Ils étaient plusieurs centaines sur les routes et devant les commerces de la commune frontalière ce jeudi. L'objectif : profiter des prix cassés avant le confinement.


​Si ces images de centaines d'automobilistes rejoignant l'Andorre pour faire le plein ont fait le tour du web ce jeudi, Le Perthus n'échappe pas à cette nouvelle règle d'avant confinement. Il fallait plus d'1 heure 30 ce jeudi un trajet Perpignan-Perthus, au lieu de 30 minutes habituellement. La raison : ces milliers d'habitants des Pyrénées-Orientales comme d'ailleurs, qui veulent faire leurs dernièr"s courses avant de se reconfiner.

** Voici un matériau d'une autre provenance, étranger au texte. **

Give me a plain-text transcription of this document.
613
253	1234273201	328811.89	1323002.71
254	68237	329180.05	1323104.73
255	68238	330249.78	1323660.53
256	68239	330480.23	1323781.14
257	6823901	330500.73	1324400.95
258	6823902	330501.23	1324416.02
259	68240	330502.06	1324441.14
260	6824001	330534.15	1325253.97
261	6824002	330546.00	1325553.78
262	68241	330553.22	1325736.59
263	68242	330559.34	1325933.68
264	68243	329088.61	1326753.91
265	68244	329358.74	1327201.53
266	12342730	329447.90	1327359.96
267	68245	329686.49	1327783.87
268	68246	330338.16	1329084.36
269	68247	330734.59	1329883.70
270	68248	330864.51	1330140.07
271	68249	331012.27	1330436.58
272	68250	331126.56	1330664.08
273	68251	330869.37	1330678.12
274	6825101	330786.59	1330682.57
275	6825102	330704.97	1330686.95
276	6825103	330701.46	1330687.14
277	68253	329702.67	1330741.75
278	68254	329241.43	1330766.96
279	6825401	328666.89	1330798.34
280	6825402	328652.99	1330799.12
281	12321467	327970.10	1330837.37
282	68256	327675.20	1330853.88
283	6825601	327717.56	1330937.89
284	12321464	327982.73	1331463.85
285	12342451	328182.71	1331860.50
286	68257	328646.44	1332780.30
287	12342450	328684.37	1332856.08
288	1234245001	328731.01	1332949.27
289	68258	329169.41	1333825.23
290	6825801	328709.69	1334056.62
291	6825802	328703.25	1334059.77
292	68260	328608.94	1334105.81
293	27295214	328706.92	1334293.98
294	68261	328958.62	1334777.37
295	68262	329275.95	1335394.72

Même scénario qu'en mars dernier : l'appât du prix 

Si l'on pouvait s'attendre facilement à ce scénario déjà constaté en mars dernier, cela ne refroidit pas pour autant ces acheteurs, qui souhaitent bénéficier des meilleurs prix sur les cigarettes et l'alcool notamment. Et ce, malgré la crise sanitaire, et malgré les rassemblements que cela peut engendrer. L'objet de nombreuses critiques sur les réseaux sociaux. "C’est peut-être pas bien, mais c’est le prix qui fait tout. Vous vous rendez compte, l’argent qu’on perd en achetant les cigarettes en France", explique Pierre au bout de la file d'attente. "Personne ne respecte rien, tout le monde s’en fout. Et moi la première, parce qu’on fait quoi ? On ne vit plus en fait ? On ne voit déjà plus nos familles, on ne voit plus rien du tout. À un moment donné, c’est l’argent quoi. Donc par force, on est obligé de venir ici", s'agace Armonie. S'ils ont pour la plupart conscience de choquer, peu importe, les économies sont bien trop importantes.